Our study was limited by its retrospective designs, and the patient group consisted only of surgically treated patients. All patients included in this study had liver specimens obtained during tumor resection, typically representing relatively early-stage HCC patients who were candidates for curative treatment. Consequently, the predictive model developed in this study is applicable only to patients with pathology specimens containing both tumor and non-tumor parts of the liver. It cannot be extrapolated to patients with unresectable or distant metastasis-advanced HCC. This limitation may impact the generalizability of our findings. Prospective study with more patient number and including more generalized patient population would be helpful to further examine the powerfulness of the collagen feature analyzed by qFibrosis. The clinical relevance of the selected fibrosis parameters in the combined index and their pathological implications also need further investigation in future studies.

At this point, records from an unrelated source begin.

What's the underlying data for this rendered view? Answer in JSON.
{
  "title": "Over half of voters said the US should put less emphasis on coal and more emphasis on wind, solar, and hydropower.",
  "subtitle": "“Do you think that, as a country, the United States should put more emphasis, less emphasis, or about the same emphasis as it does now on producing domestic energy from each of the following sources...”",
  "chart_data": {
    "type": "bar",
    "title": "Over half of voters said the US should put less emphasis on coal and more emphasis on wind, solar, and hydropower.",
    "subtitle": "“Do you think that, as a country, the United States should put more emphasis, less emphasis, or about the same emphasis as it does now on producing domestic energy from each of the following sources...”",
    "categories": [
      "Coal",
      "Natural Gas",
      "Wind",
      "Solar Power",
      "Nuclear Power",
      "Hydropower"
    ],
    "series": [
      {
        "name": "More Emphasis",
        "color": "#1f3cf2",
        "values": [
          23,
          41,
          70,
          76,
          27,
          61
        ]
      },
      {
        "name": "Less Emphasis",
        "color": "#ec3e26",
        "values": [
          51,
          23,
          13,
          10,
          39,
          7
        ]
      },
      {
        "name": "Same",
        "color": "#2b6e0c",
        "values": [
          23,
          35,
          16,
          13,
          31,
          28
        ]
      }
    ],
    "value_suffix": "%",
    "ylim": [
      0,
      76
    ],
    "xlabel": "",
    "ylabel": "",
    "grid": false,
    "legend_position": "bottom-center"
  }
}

In conclusion, our study showed that the combined index calculated with qFibrosis from a digital readout of the fibrotic status of peri-tumor liver tissue in patients with HCC has prediction values for their disease and survival outcomes. The wider use of artificial intelligence in digital pathology helps to transform individual histopathological features into exploitable biological information which provides valuable potential concerning patient care in the future.
Statement of Ethics
The research was conducted ethically in accordance with the World Medical Association Declaration of Helsinki. The study protocol was reviewed and approved and has been granted an exemption from requiring written informed consent by the Research Ethics Committee of National Taiwan University Hospital (NTUH REC: 201912069RINB).
Conflict of Interest Statement
The authors have no conflicts of interest to declare.
Funding Sources
No funding was received in support of this work.
Author Contributions
C.-Y.H., Y.R., and K.-W.H. performed most of the study and drafted the manuscript. E.C. and D.T. participated in the acquisition and statistical analysis of the data. D.T. and K.-W.H. contributed to the conception and design of this study. C.-Y.H., Y.R., and D.T. assisted with the interpretation of the results. C.-Y.H. and K.-W.H. revised the manuscript for intellectual content.
Data Availability Statement
The datasets generated or analyzed during the current study are not publicly available due to the ethical regulations of the National Taiwan University Hospital but are available from the corresponding author on reasonable request.